A transição energética e o futuro do carvão mineral no Brasil passam por novas tecnologias que já estão em desenvolvimento no Sul de Santa Catarina. O tema foi destaque em entrevista do presidente da Associação Brasileira do Carbono Sustentável (ABCS), Fernando Zancan, nesta quarta-feira (18), na rádio Cidade em Dia, ao jornalista Denis Luciano.
Segundo Zancan, uma recente missão internacional à Ásia, que incluiu Japão e China, teve como objetivo avaliar tecnologias já aplicadas em larga escala, principalmente nas áreas de captura de carbono e reaproveitamento de resíduos do carvão.
Entre os destaques, está a produção de zeólitas a partir das cinzas de termelétricas, tecnologia desenvolvida pela SATC, em Criciúma, que pode dar origem a fertilizantes e outros produtos de alto valor agregado.
Indústria pode surgir no Sul em até quatro anos
De acordo com o presidente da ABCS, o avanço das pesquisas já permite projetar a instalação de uma fábrica no Sul catarinense.
A expectativa é que, em um prazo de três a quatro anos, a região de Tubarão e Capivari de Baixo possa receber uma unidade industrial voltada à produção de fertilizantes a partir desse processo.

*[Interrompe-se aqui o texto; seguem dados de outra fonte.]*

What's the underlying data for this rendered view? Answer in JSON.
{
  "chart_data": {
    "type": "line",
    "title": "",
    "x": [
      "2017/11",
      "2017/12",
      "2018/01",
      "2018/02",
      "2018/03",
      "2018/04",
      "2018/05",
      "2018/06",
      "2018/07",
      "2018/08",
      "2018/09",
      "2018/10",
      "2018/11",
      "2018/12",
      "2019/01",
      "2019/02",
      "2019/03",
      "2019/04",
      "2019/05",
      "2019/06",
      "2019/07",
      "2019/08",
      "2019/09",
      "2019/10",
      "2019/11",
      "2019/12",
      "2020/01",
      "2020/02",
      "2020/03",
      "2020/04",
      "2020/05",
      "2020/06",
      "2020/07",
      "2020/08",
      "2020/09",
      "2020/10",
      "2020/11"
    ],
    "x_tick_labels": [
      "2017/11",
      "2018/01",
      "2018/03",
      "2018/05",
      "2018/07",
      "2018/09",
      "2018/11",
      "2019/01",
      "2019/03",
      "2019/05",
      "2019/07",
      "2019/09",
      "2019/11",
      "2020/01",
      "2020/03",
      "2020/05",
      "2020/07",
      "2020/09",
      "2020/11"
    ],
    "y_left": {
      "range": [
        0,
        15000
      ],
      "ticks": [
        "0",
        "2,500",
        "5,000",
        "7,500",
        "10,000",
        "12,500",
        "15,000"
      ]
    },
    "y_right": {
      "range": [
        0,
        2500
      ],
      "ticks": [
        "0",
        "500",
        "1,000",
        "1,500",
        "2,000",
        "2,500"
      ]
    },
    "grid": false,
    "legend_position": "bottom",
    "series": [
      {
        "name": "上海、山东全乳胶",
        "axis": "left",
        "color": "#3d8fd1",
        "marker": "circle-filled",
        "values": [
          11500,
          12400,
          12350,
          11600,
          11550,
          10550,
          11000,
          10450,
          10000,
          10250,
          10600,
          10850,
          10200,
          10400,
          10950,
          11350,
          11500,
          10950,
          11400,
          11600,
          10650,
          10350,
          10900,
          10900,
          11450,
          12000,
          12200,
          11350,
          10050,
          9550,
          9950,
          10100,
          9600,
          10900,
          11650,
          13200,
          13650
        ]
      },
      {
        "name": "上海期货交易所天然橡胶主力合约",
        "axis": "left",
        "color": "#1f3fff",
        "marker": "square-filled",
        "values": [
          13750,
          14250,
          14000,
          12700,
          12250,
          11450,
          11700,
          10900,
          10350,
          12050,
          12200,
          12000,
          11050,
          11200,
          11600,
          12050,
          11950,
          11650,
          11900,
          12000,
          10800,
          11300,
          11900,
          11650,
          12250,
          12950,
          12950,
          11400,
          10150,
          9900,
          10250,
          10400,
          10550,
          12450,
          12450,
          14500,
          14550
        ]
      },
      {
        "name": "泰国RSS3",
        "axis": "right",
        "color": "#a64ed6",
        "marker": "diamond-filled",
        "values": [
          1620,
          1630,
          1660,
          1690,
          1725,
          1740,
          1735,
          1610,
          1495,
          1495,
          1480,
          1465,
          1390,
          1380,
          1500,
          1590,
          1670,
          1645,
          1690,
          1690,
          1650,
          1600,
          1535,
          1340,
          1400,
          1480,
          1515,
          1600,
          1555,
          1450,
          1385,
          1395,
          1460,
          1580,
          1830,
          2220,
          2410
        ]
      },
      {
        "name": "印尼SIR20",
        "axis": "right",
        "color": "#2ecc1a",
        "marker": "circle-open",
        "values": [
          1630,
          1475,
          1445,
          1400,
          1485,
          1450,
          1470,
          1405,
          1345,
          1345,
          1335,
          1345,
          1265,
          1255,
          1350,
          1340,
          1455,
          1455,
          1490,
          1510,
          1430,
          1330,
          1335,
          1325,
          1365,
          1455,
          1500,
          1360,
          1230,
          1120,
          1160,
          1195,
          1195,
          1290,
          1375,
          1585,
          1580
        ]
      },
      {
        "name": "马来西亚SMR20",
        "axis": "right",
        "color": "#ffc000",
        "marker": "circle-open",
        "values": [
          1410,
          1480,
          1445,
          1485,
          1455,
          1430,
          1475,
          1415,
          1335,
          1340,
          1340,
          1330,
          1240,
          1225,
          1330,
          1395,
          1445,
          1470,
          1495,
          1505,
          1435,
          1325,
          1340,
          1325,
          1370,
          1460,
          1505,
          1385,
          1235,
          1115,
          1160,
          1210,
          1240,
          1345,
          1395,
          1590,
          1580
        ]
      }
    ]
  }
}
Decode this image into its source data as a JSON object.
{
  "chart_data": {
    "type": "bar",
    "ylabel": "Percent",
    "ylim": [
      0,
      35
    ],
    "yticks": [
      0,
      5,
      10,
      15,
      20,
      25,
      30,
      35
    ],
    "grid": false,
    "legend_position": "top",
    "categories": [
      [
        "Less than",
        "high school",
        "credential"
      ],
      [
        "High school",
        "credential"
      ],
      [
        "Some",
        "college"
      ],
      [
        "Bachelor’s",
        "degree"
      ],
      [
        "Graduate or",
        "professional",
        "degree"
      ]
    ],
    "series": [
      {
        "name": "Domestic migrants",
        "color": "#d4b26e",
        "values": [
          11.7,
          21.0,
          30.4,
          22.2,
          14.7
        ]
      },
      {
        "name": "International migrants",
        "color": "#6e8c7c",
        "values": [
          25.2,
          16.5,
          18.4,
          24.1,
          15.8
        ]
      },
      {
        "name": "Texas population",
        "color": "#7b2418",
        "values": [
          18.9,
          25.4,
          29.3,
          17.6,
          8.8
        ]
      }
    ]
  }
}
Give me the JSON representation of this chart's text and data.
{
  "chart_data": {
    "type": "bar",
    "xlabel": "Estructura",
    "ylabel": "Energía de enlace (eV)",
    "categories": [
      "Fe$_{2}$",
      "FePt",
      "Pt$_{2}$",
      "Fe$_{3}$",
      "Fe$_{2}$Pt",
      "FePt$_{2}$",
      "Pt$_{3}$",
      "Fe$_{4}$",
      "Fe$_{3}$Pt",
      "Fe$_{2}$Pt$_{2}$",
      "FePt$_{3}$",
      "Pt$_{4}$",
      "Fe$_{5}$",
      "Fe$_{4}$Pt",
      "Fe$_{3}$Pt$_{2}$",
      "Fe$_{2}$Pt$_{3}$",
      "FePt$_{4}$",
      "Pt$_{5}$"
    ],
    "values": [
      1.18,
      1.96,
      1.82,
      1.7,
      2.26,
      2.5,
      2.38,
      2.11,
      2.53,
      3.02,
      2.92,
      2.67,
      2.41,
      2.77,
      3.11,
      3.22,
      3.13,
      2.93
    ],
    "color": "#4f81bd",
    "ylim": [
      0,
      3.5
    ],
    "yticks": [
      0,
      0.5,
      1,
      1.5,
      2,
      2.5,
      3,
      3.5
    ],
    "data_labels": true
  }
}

“O caminho agora é sair da escala piloto e avançar na engenharia e no licenciamento ambiental. O produto precisa ser validado pelo mercado, especialmente pelo agricultor”, explicou.
China lidera tecnologia e inspira projetos brasileiros
Durante a visita à China, a comitiva brasileira conheceu de perto plantas industriais e projetos em operação, especialmente na área de captura de CO2 — considerada estratégica para o futuro do carvão.
Um dos projetos visitados utiliza uma tecnologia que pode ser uma das mais baratas disponíveis atualmente, com características semelhantes às que estão sendo estudadas no Brasil.
“A China hoje é o motor da tecnologia do carvão no mundo. Eles estão avançados tanto na captura de carbono quanto na transformação do carvão em produtos químicos”, afirmou Zancan.
Captura de carbono é aposta para manter o carvão
Apesar da pressão global por fontes renováveis, o dirigente destacou que o debate atual não é mais sobre o fim do carvão, mas sobre a redução das emissões.
Nesse cenário, a captura de CO2 surge como alternativa para manter a atividade com menor impacto ambiental. No entanto, a viabilidade comercial dessa tecnologia ainda depende de políticas públicas, como a precificação do carbono.
A previsão é que soluções mais amplas só estejam disponíveis em escala comercial a partir de 2035.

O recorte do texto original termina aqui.